In this paper we present new arithmetical and algebraic results following the work of Babindamana and al. on hyperbolas and describe in the new results an approach to attacking a RSA-type modulus based on continued fractions, independent and not bounded by the size of the private key $d$ nor the public exponent $e$ compared to Wiener's attack. When successful, this attack is bounded by $\displaystyle\mathcal{O}\left( b\log{\alpha_{j4}}\log{(\alpha_{i3}+\alpha_{j3})}\right)$ with $b=10^{y}$, $\alpha_{i3}+\alpha_{j3}$ a non trivial factor of $n$ and $\alpha_{j4}$ such that $(n+1)/(n-1)=\alpha_{i4}/\alpha_{j4}$. The primary goal of this attack is to find a point $\displaystyle X_{\alpha}=\left(-\alpha_{3}, \ \alpha_{3}+1 \right) \in \mathbb{Z}^{2}_{\star}$ that satisfies $\displaystyle\left\langle X_{\alpha_{3}}, \ P_{3} \right\rangle =0$ from a convergent of $\displaystyle\frac{\alpha_{i4}}{\alpha_{j4}}+\delta$, with $P_{3}\in \mathcal{B}_{n}(x, y)_{\mid_{x\geq 4n}}$. We finally present some experimental examples. We believe these results constitute a new direction in RSA Cryptanalysis using continued fractions independently of parameters $e$ and $d$.

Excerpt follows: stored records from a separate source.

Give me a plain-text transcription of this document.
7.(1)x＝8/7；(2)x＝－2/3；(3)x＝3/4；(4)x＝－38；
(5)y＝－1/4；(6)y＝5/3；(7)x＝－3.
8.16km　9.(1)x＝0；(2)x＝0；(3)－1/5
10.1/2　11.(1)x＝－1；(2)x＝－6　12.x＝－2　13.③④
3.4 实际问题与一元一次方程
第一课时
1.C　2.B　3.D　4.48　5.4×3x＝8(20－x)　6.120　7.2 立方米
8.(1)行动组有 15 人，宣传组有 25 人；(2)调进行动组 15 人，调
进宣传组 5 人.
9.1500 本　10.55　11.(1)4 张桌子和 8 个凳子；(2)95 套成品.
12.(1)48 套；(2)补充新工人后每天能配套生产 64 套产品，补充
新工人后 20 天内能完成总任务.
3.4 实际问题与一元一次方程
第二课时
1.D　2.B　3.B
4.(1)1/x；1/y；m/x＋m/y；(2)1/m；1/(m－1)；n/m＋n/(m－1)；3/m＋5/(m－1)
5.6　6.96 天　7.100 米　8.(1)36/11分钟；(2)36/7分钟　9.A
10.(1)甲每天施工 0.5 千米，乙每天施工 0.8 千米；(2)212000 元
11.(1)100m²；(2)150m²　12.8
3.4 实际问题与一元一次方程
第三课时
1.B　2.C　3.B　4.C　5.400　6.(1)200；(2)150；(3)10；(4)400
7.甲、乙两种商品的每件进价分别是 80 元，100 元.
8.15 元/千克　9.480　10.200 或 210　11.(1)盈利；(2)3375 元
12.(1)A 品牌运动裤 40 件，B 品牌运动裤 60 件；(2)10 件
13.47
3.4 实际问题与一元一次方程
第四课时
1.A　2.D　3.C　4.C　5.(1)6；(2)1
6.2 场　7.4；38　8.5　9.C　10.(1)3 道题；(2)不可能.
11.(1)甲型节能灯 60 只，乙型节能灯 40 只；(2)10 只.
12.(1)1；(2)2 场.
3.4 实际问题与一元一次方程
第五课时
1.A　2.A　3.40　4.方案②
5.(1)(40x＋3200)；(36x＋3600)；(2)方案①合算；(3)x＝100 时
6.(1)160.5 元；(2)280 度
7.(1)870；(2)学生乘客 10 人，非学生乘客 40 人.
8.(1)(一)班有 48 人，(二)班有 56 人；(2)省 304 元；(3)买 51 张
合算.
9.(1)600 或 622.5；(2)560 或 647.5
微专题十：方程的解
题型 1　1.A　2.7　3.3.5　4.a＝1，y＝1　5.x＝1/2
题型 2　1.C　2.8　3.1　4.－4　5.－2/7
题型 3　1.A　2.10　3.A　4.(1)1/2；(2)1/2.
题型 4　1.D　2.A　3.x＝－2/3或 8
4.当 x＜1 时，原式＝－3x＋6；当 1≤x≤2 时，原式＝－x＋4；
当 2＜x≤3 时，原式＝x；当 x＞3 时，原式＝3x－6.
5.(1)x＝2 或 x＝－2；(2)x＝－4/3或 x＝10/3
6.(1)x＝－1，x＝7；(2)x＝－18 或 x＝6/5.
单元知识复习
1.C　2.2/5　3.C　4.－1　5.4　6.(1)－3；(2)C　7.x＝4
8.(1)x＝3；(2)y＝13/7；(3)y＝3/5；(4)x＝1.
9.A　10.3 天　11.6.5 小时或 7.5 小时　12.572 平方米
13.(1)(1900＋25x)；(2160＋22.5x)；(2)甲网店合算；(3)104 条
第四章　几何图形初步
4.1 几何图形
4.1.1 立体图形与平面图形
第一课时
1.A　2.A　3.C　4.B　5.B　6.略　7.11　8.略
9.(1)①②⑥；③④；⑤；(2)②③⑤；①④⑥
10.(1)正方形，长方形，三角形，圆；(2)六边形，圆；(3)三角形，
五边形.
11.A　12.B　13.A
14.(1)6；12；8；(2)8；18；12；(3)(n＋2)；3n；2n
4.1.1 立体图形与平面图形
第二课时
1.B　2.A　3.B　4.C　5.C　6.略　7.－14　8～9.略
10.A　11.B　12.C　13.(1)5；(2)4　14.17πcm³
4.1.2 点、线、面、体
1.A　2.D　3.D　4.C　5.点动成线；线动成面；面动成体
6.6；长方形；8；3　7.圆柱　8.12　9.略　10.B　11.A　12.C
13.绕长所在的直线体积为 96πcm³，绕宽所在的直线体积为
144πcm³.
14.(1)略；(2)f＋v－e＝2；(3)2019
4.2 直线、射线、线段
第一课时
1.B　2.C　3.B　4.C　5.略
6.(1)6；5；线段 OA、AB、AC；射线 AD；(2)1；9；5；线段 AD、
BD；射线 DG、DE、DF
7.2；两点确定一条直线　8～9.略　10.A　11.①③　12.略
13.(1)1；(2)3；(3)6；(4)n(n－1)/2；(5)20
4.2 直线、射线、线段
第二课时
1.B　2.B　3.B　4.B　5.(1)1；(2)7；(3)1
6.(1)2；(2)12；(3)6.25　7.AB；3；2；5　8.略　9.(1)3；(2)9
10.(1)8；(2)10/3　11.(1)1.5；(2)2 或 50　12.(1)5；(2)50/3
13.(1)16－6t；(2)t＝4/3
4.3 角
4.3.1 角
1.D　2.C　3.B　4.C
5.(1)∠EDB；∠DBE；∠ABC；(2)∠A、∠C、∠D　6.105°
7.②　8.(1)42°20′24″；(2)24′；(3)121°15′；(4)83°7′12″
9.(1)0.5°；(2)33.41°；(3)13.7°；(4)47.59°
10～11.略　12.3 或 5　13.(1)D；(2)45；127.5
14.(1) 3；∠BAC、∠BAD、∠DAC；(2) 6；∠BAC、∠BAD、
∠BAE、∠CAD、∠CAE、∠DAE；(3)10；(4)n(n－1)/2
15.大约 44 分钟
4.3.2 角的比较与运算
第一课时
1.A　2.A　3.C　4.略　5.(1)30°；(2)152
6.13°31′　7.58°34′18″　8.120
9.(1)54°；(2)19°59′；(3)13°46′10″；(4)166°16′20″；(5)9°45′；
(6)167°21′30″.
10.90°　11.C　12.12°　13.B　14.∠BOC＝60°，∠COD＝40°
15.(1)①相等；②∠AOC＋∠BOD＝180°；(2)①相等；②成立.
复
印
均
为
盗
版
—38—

翻译：本文在Babindamana等人关于双曲线研究的基础上，提出了新的算术与代数结果，并描述了一种基于连分数攻击RSA型模数的方法。与Wiener攻击相比，该方法独立于且不受私钥$d$或公钥指数$e$大小的限制。当攻击成功时，其复杂度为$\displaystyle\mathcal{O}\left( b\log{\alpha_{j4}}\log{(\alpha_{i3}+\alpha_{j3})}\right)$，其中$b=10^{y}$，$\alpha_{i3}+\alpha_{j3}$为$n$的非平凡因子，而$\alpha_{j4}$满足$(n+1)/(n-1)=\alpha_{i4}/\alpha_{j4}$。该攻击的主要目标是从$\displaystyle\frac{\alpha_{i4}}{\alpha_{j4}}+\delta$的渐近分数中寻找满足$\displaystyle\left\langle X_{\alpha_{3}}, \ P_{3} \right\rangle =0$的点$\displaystyle X_{\alpha}=\left(-\alpha_{3}, \ \alpha_{3}+1 \right) \in \mathbb{Z}^{2}_{\star}$，其中$P_{3}\in \mathcal{B}_{n}(x, y)_{\mid_{x\geq 4n}}$。我们最后给出了一些实验示例。我们相信这些结果为独立于参数$e$和$d$的基于连分数的RSA密码分析提供了新的研究方向。